The Critics Choice Awards is considered a major precursor to the Academy Awards and one of the first major film awards shows of the new year.
The Palm Springs Film Awards has also cancelled its upcoming ceremony for January 6 due to concerns over rising Covid-19 cases.
Kenneth Branagh's 'Belfast' and Steven Spielberg's 'West Side Story' led the field for this year's crop of nominations for the Critics Choice Awards. 'West Side Story' landed nods for best picture and best director, while Ariana Debose and Rita Moreno nabbed nominations for best supporting actress and newcomer Rachel Zegler is up for best young actor or actress.
'West Side Story' also landed nominations for its ensemble and nods for its screenplay, costume design, production design, editing and cinematography.
'Belfast' also has eleven nominations, with nods in picture, original screenplay, director, cinematography, editing and two supporting actor slots for Jamie Dornan and Ciar in Hinds.
'Dune' and 'The Power of the Dog' picked up ten nominations each.
'Licorice Pizza' and 'Nightmare Alley' collected eight nominations apiece, while 'King Richard' and 'Don't Look Up', earned six nominations.
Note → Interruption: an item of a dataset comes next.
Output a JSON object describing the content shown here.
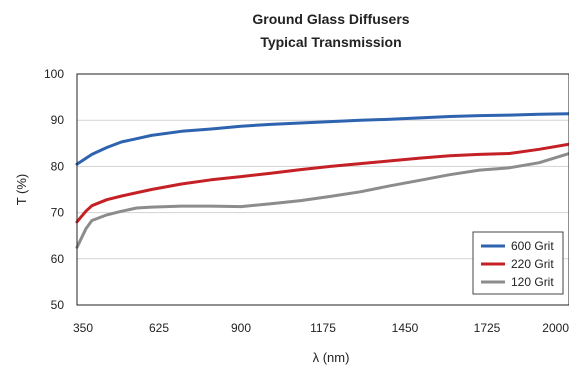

In Critics Choice TV nominations, the third season of HBO's aSuccession' led all contenders with eight nods.
Other top nominees included another HBO program, 'Mare of Easttown' -- which is still competing in the limited series field since a potential second season has not yet been announced.
'Mare' and Paramount Plus' 'Evil', the drama from Robert and Michelle King that previously ran on CBSscored five nominations each.
HBO leads the network pack with 20 nominations, ahead of rival Netflix (which scored 18).